OBJECTIVE: To describe clinical and genealogic features in a Swedish family with Alzheimer's disease with a double mutation of the amyloid precursor protein gene at codon 670/671 and to study the effects of anticipation and imprinting. DESIGN: Interviews with relatives, clinical investigations of the diseased, pedigree analysis, studies of medical records, and comparison with other families affected by Alzheimer's disease with amyloid precursor protein mutations. SETTING: The Alzheimer's Disease Research Centre, Department of Clinical Neuroscience, Section of Geriatric Medicine, Karolinska Institute, Huddinge (Sweden) University Hospital. PATIENTS AND OTHER PARTICIPANTS: Individuals with the amyloid precursor protein codon 670/671 mutation and their relatives (N = 66). RESULTS: The trait was traced through eight generations, and an autosomal dominant inheritance with very high penetrance was observed. Onset occurred between 44 and 61 years of age (mean, 53 years). The mean duration of disease was 8.5 years (range, 3 to 13 years). The earliest clinical manifestations were deficits in memory function and abstract reasoning. Myoclonic jerks and seizures were common symptoms late in the disease. Anticipation and imprinting effects were not found in this family. CONCLUSIONS: The disease in this family has a single origin--a double mutation in the amyloid precursor protein gene at codon 670/671 transmitted as an autosomal dominant trait. The wide range in age at onset and the clinical symptoms in this pedigree give a characteristic phenotype similar to that seen in some of the other pedigrees with amyloid precursor protein mutations.

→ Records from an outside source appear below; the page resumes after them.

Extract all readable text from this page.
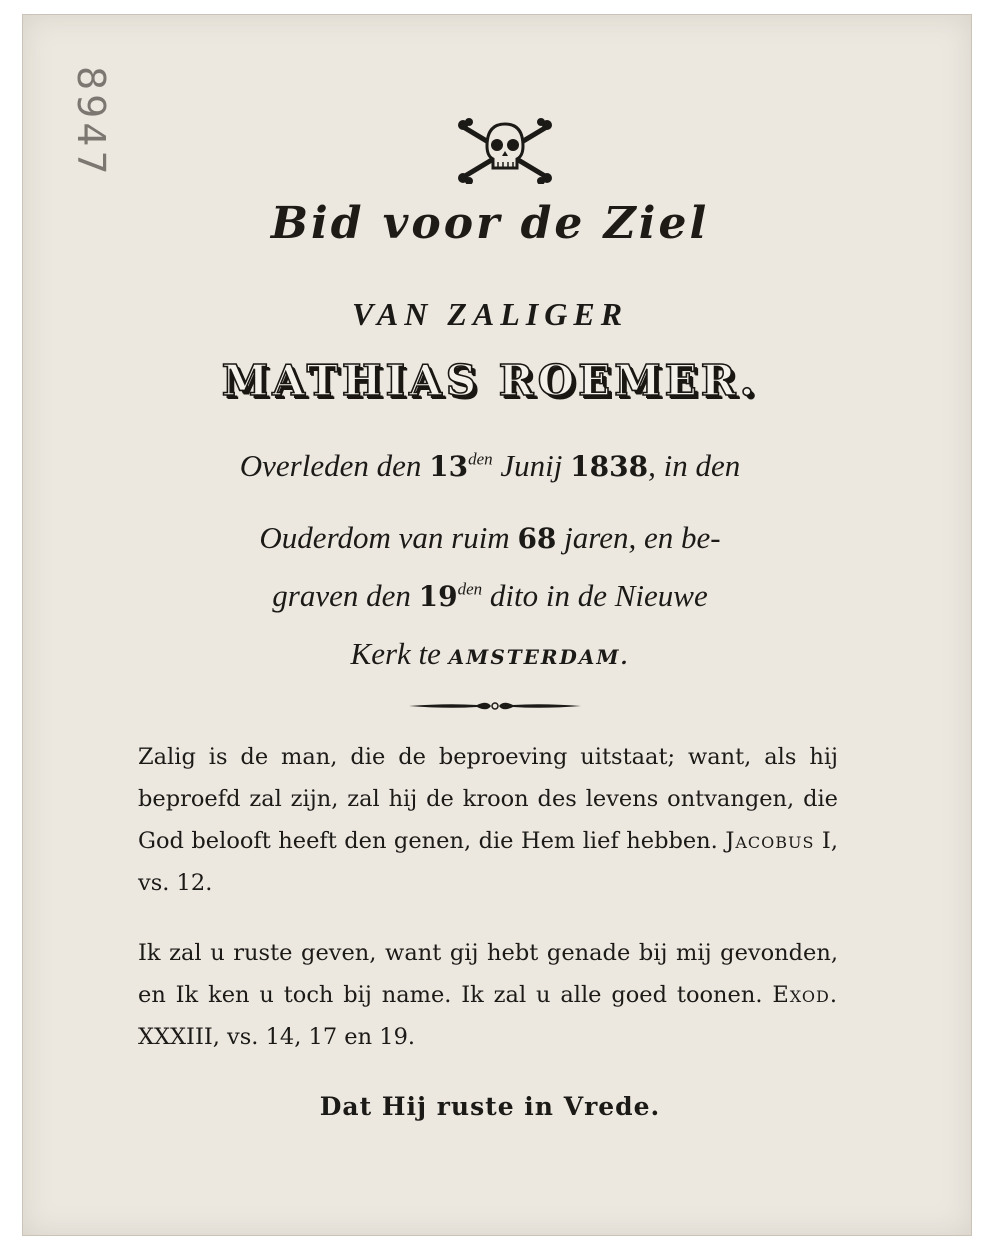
8947
Bid voor de Ziel
VAN ZALIGER
MATHIAS ROEMER.
Overleden den $13^{den}$ Junij 1838, in den
Ouderdom van ruim 68 jaren, en be-
graven den $19^{den}$ dito in de Nieuwe
Kerk te AMSTERDAM.
Zalig is de man, die de beproeving uitstaat; want, als hij beproefd zal zijn, zal hij de kroon des levens ontvangen, die God belooft heeft den genen, die Hem lief hebben. Jacobus I, vs. 12.
Ik zal u ruste geven, want gij hebt genade bij mij gevonden, en Ik ken u toch bij name. Ik zal u alle goed toonen. Exod. XXXIII, vs. 14, 17 en 19.
Dat Hij ruste in Vrede.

Amyloid precursor protein mutation causes Alzheimer's disease in a Swedish family.

Since the report of a double mutation at codons 670 and 671 of the amyloid precursor protein (APP) gene identified in two Swedish families with clinically diagnosed Alzheimer's disease (AD), a carrier with dementia has died. Neuropathology confirmed the clinical diagnosis of AD. Genealogical investigations have confirmed that the two families are related to common founders. Two-point linkage analysis of the mutation versus the disease in the revised pedigree now gives a lod score of 7.62.

Low frequency of the APP 670/671 mutation in familial Alzheimer's disease in Sweden.

Molecular genetic studies have identified disease-causing mutations at codon 717 of the amyloid protein precursor gene in families with early-onset Alzheimer's disease. Recently, we reported a new mutation at codon 670/671 in a large Swedish family with Alzheimer's disease. The mutation results in two amino acid changes at the N-terminal of the beta-amyloid region. In the present study, we screened for the APP 670/671 mutation in sufferers from 31 other Swedish families with Alzheimer's disease using PCR and restriction enzyme digestion. The mutation was found only in the family previously reported and not in any other family. It is concluded that this mutation is a rare cause of familial Alzheimer's disease in Sweden.